In a puff of smoke, he was dressed in a Hawaiian shirt and had a large weather-beaten suitcase in either hand, with a fishing rod clutched in his tail; a pair of sunglasses perched atop the raffia hat that now crowned his head. He almost shivered, and a fuzzy sweater popped into existence around him. Great Lights, she really was Alpha Centauri! Shivering! Fear! Nobody before or since had ever been able to make him feel like that, not even Caelum herself!

Perhaps it's time for a short vacation from this orderly little mudball, he thought, trying to distract himself. A thousand years in one place is a bit much, after all. Indeed it was! He had to move on, pull up his nascent roots and find a new set of creatures to bother. Ah, but what about Fluttershy? Much as he hated to admit it, the little yellow flap-flap had been growing on him. The rabbit, though...he could live without the rabbit. Whoever had first pulled that misnamed little rodent out of a hat had made a grave miscalculation.
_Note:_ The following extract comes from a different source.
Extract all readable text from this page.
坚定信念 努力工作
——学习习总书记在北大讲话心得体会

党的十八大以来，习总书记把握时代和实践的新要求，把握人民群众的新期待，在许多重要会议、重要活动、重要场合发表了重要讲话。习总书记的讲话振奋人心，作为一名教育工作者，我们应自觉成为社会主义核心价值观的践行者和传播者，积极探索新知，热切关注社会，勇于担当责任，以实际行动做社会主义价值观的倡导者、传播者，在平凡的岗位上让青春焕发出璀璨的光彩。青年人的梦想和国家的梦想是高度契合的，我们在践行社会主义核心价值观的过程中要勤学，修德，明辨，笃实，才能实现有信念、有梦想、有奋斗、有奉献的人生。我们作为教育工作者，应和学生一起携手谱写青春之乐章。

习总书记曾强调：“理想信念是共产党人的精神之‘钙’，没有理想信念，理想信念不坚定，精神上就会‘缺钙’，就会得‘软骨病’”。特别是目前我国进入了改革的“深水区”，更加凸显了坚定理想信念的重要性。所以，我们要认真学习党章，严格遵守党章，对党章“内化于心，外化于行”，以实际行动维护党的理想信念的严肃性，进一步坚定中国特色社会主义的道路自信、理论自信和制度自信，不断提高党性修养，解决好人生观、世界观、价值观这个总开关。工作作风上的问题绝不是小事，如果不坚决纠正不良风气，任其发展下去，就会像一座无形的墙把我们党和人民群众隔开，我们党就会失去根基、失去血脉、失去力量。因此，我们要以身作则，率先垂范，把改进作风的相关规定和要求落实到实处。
Was the rabbit enough of a justification to prop up his illusion that he would flee Equestria uncoerced?

The answer, of course, was an ominously dramatic nope.

I wonder what the fishing's like in Andromeda this time of year, he thought. That's far enough, right? Perhaps the Tadpole Galaxy? Am I willing to tolerate that many amphibians for an indefinite time period? Oh, boiled mushrooms, it would be an indefinite time period, wouldn't it? She was a star now. That meant immortality, persistent grudges, and bad gas. Not a combination that lent itself well to forgiveness. She wouldn't forget this little promise. Perhaps he should put more distance between himself and her. Abell, out in Horologium, maybe. Markarian was nice and isolated. Zee-eight?

He had the sneaking suspicion that, if Rainbow Dash actually was dead irreversibly, even there wouldn't be far enough away.